Terikatan awal sampai Kedewasaan akhir Penelitian tentang bagaimana keterikatan diwujudkan
dalam penuaan dewasa telah lebih luas dari pada keterikatan pada anak-anak, remaja, dan
dewasa muda. Sebuah tinjauan penelitian terbaru pada keterikatan pada orang dewasa yang lebih
tua mencapai kesimpulan berikut (Van Assche & lain, 2013): (1) orang dewasa yang lebih tua
memiliki hubungan keterikatan yang lebih sedikit pada orang dewasa muda (Cicirelli, 2010); (2)
Dengan bertambahnya usia, kecemasan pada keterikatan berkurang (Chopik, Edelstein, & Fraley,
2013); (3) Pada akhir masa dewasa, keamanan pada keterikatan berhubungan dengan psikologis
dan fisik kesejahteraan (Bodner & Cohen-Friedel, 2010); dan (4) keterikatan yang tidak aman
terkait dengan beban cenderung lebih negatif pada pasien yang dirawat dengan penyakit
Alzheimer (Karantzas, Evans, & Foddy, 2010).
Dalam berpikir tentang agama dan pembangunan dewasa, penting untuk mempertimbangkan
perbedaan individu. Agama adalah pengaruh yang kuat pada beberapa orang dewasa 'kehidupan,
padahal memainkan sedikit peran dalam orang lain' kehidupan (Myers, 2000). Selanjutnya,
pengaruh agama dalam perubahan hidup masyarakat karena mereka berkembang. Di (1993)

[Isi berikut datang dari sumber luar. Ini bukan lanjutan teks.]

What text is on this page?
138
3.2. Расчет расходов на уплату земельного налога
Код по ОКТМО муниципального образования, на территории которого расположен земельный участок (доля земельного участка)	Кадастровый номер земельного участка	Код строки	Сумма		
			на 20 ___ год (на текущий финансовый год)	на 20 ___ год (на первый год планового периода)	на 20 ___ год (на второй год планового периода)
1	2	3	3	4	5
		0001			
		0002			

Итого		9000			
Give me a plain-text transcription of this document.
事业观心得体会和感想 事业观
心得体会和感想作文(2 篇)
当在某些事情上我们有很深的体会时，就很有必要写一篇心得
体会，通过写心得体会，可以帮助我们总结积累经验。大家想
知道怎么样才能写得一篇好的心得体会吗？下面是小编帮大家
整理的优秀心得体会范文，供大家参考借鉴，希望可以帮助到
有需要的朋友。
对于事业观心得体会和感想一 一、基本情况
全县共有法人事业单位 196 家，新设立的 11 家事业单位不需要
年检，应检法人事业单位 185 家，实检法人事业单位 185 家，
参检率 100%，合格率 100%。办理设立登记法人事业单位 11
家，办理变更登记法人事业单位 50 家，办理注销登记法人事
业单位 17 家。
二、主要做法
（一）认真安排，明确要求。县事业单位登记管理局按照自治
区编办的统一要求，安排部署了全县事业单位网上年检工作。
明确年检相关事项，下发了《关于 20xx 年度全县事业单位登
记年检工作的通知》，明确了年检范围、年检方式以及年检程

penyelidikan memanjang John Clausen, beberapa individu yang telah sangat religius di tahuntahun awal-dewasa mereka menjadi kurang begitu di usia pertengahan; lain menjadi lebih
religius di usia pertengahan.
Agama dan Kesehatan Beberapa kultus dan sekte agama mendorong perilaku yang merusak
kesehatan, seperti mengabaikan saran medis suara (Williams & Sternthal, 2007). Untuk individu
dalam arus utama agama, peneliti semakin menemukan agama yang positif terkait dengan
kesehatan (McCullough & hby, 2009). Para peneliti telah menemukan bahwa komitmen
keagamaan membantu untuk tekanan moderat dan bahwa kehadiran agama terkait dengan
pengurangan hipertensi (Gillum ,, 2007).
Mungkinkah agama mempromosikan kesehatan fisik? Ada beberapa kemungkinan jawaban (Hill
&
Gaya Hidup. Sebagai contoh, individu beragama memiliki tingkat yang lebih rendah dari
penggunaan narkoba dari pada rekan-rekan nonreligius (Gartner, Larson, & Allen, 1991).
Jaringan sosial. Individu yang terhubung memiliki masalah kesehatan yang lebih sedikit
(Benjam ins & n, 2007). Kelompok agama, pertemuan, dan beraktivitas (keagamaan)
bertanggung jawab memberikan individu koneksi-sosial.
Mengatasi stres, Agama menawarkan sumber kenyamanan dukungan ketika individu
dihadapkan dengan peristiwa stres (Park, 2009).